According to Peoples Gazette, sources in Kaduna revealed that the assets were seized from senior civil servants and their families between 2015 and 2016, barely months after El-Rufai assumed office.
The governor promised to publish a list of individuals and corporate entities that would benefit from the residential assets, but had so far failed to do so.
Those who benefited from the questionable allotments in Kaduna’s elegant GRA include El-Rufai’s first wife, Hadiza Isma El-Rufai, second wife, Asia Ahmad El-Rufai and third wife, Aisha Garba El-Rufai.
His son Bashir El-Rufai also benefitted, according to the list, as well as Abubakar Sadiq, presumably the governor’s eight-year-old son.
Kadaria Ahmed, a pro-government public relations consultant and Asia Ahmad El-Rufai’s sister, was also allotted a prime spot in the neighbourhood, the document said.
Other beneficiaries include aviation minister, Hadi Sirika, water resources minister Suleiman Adamu, Senator Danjuma Goje and former PDP chairman, Adamu Mu’azu.
Private companies run by Mr El-Rufai’s aides Peter Akagu-Jones and Altine Jibrin, including Broad Brooks Limited and Hajibal Ventures, respectively, were also allocated assets inside the GRA.
“He brazenly allocated the houses and lands at GRA to his family members and friends,” an official said while confirming the genuineness of a list of beneficiaries sent by email.
“El-Rufai has established himself as unprincipled and evil but the eviction of poor civil servants in favour of the elite stands out amongst his despicable acts.”
Kadaria Ahmed did not answer a request seeking comments about the controversial asset she secured from Kaduna.

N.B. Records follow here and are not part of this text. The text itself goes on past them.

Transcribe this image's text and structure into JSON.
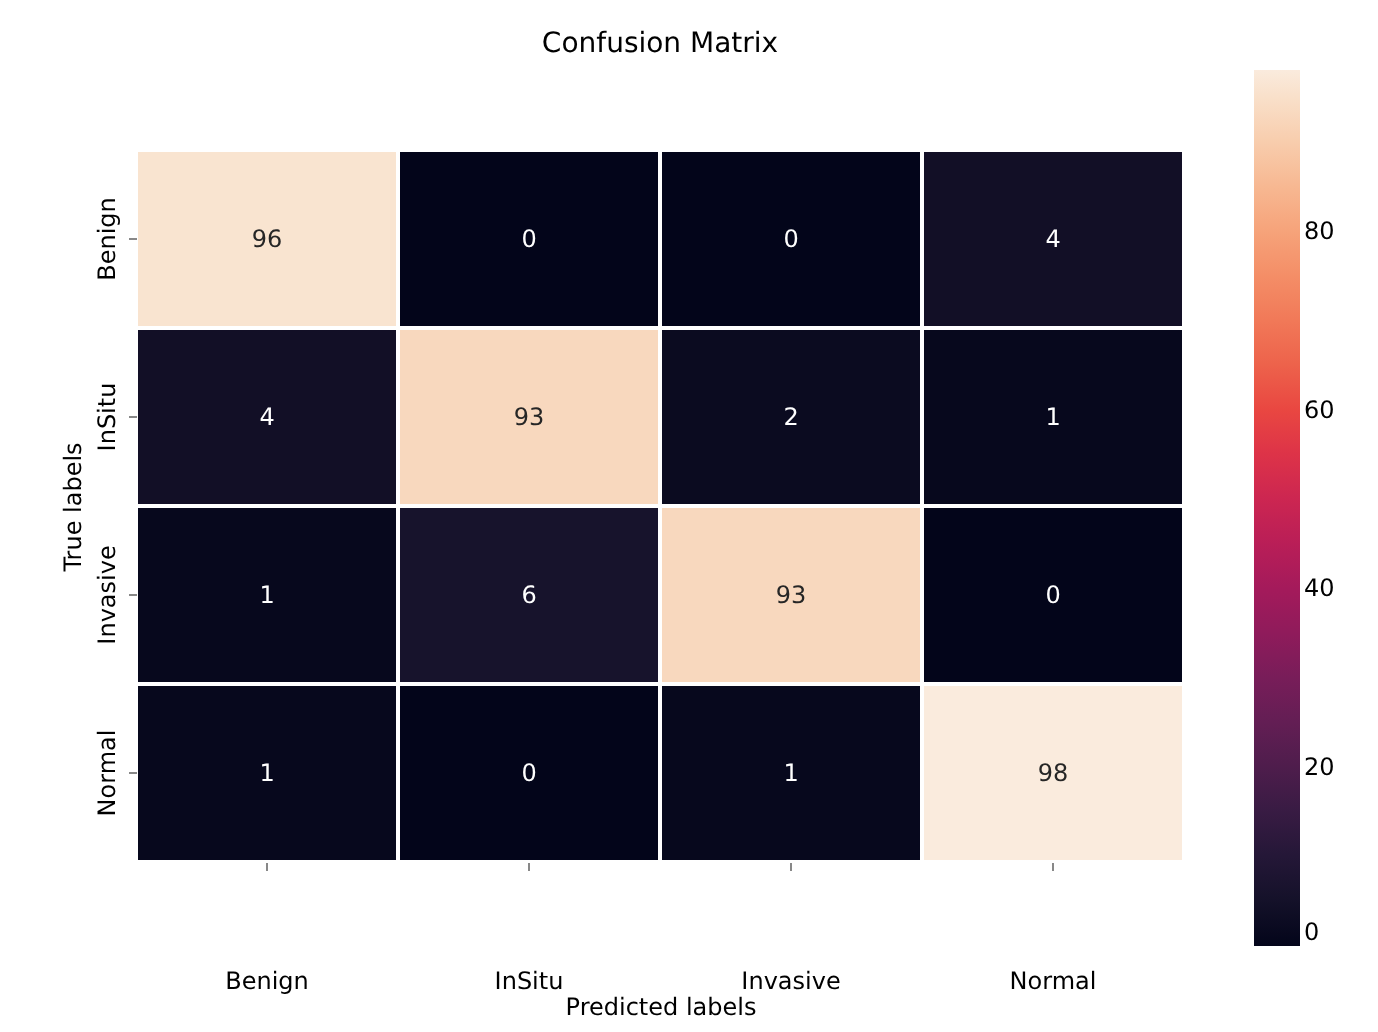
{
  "chart_data": {
    "type": "heatmap",
    "title": "Confusion Matrix",
    "xlabel": "Predicted labels",
    "ylabel": "True labels",
    "categories": [
      "Benign",
      "InSitu",
      "Invasive",
      "Normal"
    ],
    "y_categories": [
      "Benign",
      "InSitu",
      "Invasive",
      "Normal"
    ],
    "cells": [
      [
        96,
        0,
        0,
        4
      ],
      [
        4,
        93,
        2,
        1
      ],
      [
        1,
        6,
        93,
        0
      ],
      [
        1,
        0,
        1,
        98
      ]
    ],
    "clim": [
      0,
      98
    ],
    "cticks": [
      0,
      20,
      40,
      60,
      80
    ],
    "data_labels": true
  }
}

Messrs Goje, Adamu and Mu’Azu did not answer calls and messages seeking comments. A spokesman did not return a request for comments.
While seizing the residences, El-Rufai had argued that certain assets cannot be occupied by civil servants below level 16, defying a civil service regulation that said civil servants from level eight and above are entitled to such accommodations.
Labour unions condemned Mr El-Rufai’s action at the time and warned of serious consequences should it be allowed to stand, but the governor called their bluff.
It was not immediately clear whether or not the beneficiaries paid to obtain the assets, or how much each person paid to state coffers in charges and taxes, but the action evoked the widespread controversies he courted during his days as Abuja minister in the 2000s.
When the governor served as the FCT minister between 2003 and 2007, he faced relentless allegations of seizing lands and structures from everyday Nigerians and reallocating them to his family members, political allies and cronies.